In November 1965, LIFE magazine published an article titled “The Year of the Rookie” — a look at the remarkable crop of players making their debut in what LIFE characterized as “a rough world full of strange codes and crafty old pros.” The article, meanwhile, focused primarily on one rookie in particular, a force of nature named Dick Butkus, and featured photos by the great Bill Eppridge that caught something of the 22-year-old linebacker’s storied intensity on the field.

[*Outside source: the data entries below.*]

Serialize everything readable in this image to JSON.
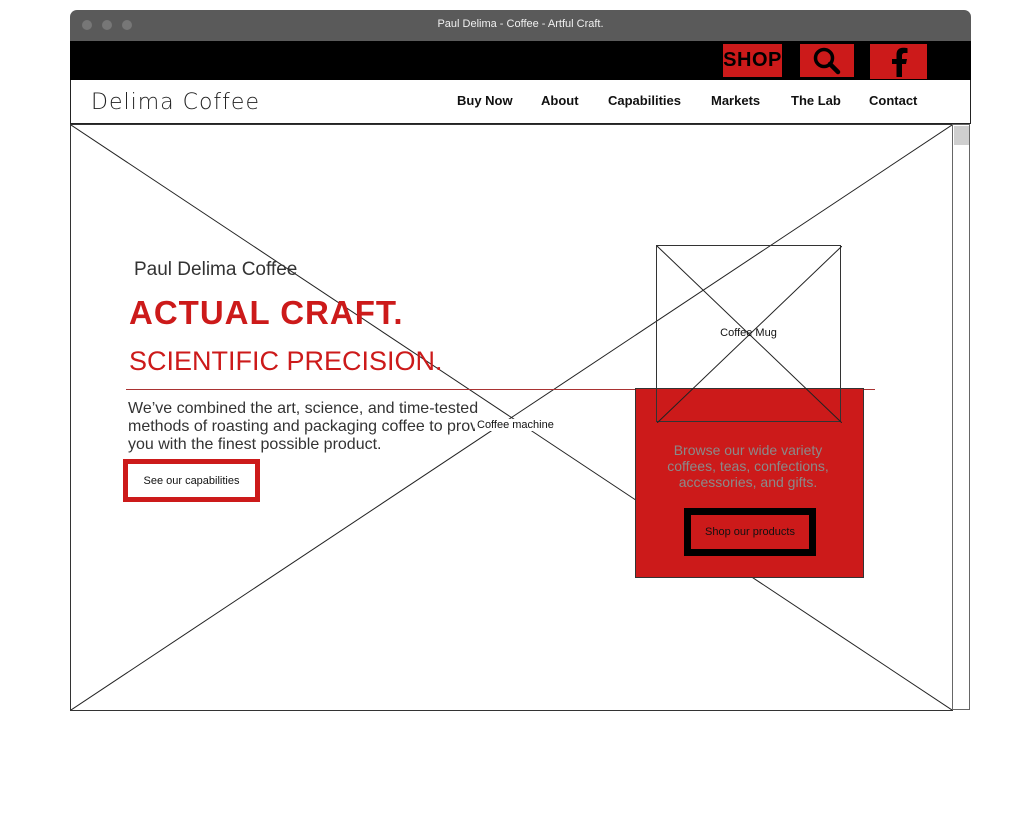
{
  "window": {
    "title": "Paul Delima - Coffee - Artful Craft."
  },
  "topbar": {
    "shop_label": "SHOP",
    "search_icon": "search-icon",
    "facebook_icon": "facebook-icon"
  },
  "nav": {
    "logo": "Delima Coffee",
    "items": [
      {
        "label": "Buy Now"
      },
      {
        "label": "About"
      },
      {
        "label": "Capabilities"
      },
      {
        "label": "Markets"
      },
      {
        "label": "The Lab"
      },
      {
        "label": "Contact"
      }
    ]
  },
  "hero": {
    "subtitle": "Paul Delima Coffee",
    "headline": "ACTUAL CRAFT.",
    "headline2": "SCIENTIFIC PRECISION.",
    "body": "We’ve combined the art, science, and time-tested methods of roasting and packaging coffee to provide you with the finest possible product.",
    "cta_label": "See our capabilities",
    "image_label": "Coffee machine"
  },
  "promo": {
    "image_label": "Coffee Mug",
    "text": "Browse our wide variety coffees, teas, confections, accessories, and gifts.",
    "button_label": "Shop our products"
  },
  "colors": {
    "accent": "#cc1a1a",
    "topbar": "#000000",
    "titlebar": "#5a5a5a"
  }
}
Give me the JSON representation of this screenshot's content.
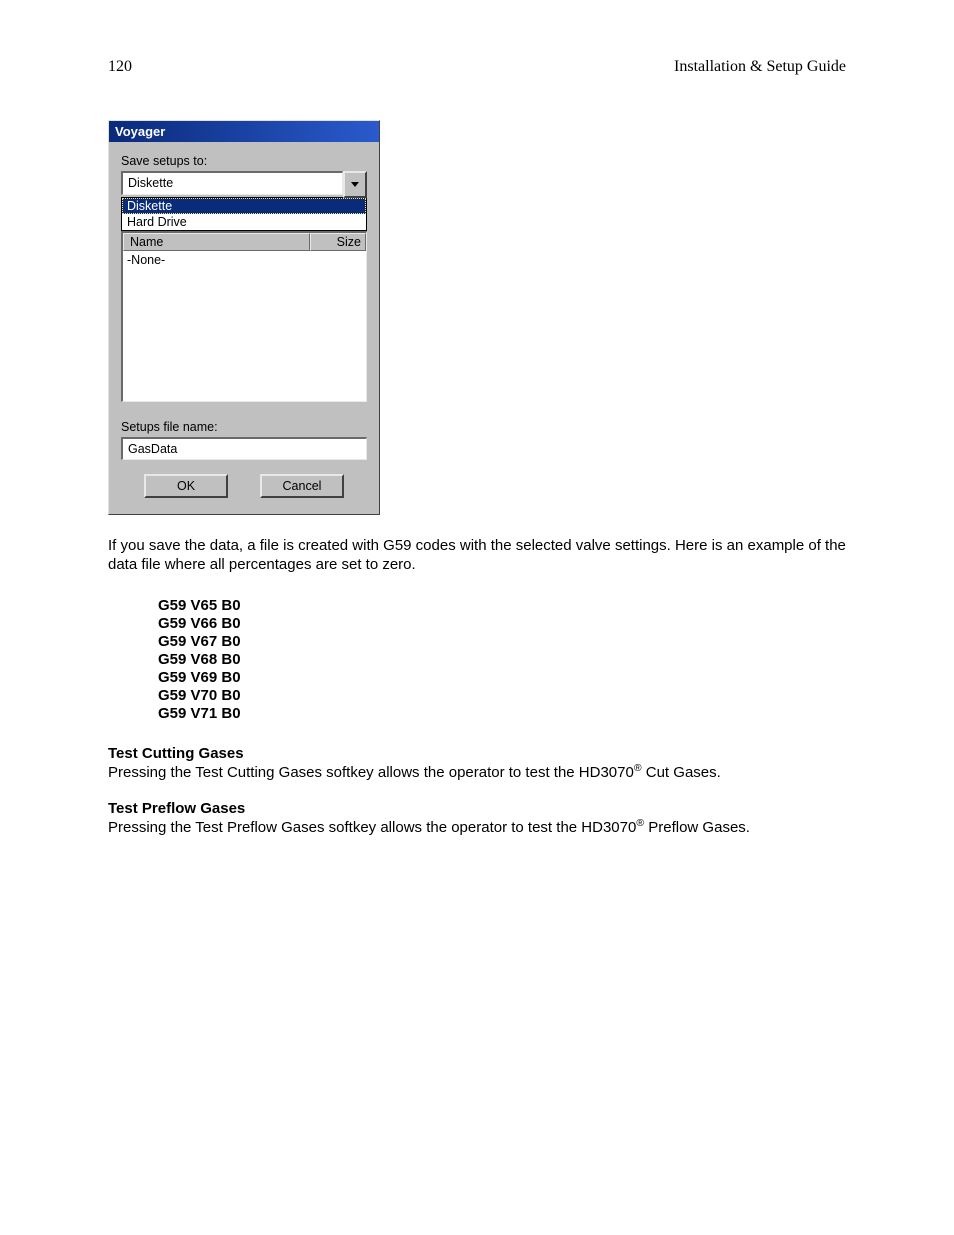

Here, as the 2013 pro football season wends its chaotic way toward the playoffs (How many teams have a shot at the postseason this year? 20?), LIFE recalls that 1965 season, and especially the one rookie who not only lived up to the hype, but happily stalked it, grabbed it and slammed it, dazed and bruised, to the ground.
As LIFE told its readers:
The Chicago Bears paid Dick Butkus nearly $1,000 a pound to play football for them and every time Butkus crashes into an enemy blocker he returns full value on the pounds, all 245 of them. In his first pro year, he has taken over the middle linebacker’s job and helped restore the legendary ferocity of the Bears’ defense. In the National League, so many first-year men have muscled into the starting lineup — a record 25 — that this has proved the Year of the Rookie. Among the rookies, Butkus so far is the best. A teammate halfback, Gale Sayers, has been the offensive star — he scored four touchdowns in one game and at mid-season led the league ins coring. Olympic sprinting champion Bob Hayes scored three touchdowns for Dallas, the first four times he got the ball. The Giants have sometimes had more rookies in the lineup than veterans — and won more games the first month than they did all last year. The rookies had to make it by brawn and book learning in a rough world full of strange codes and crafty old pros.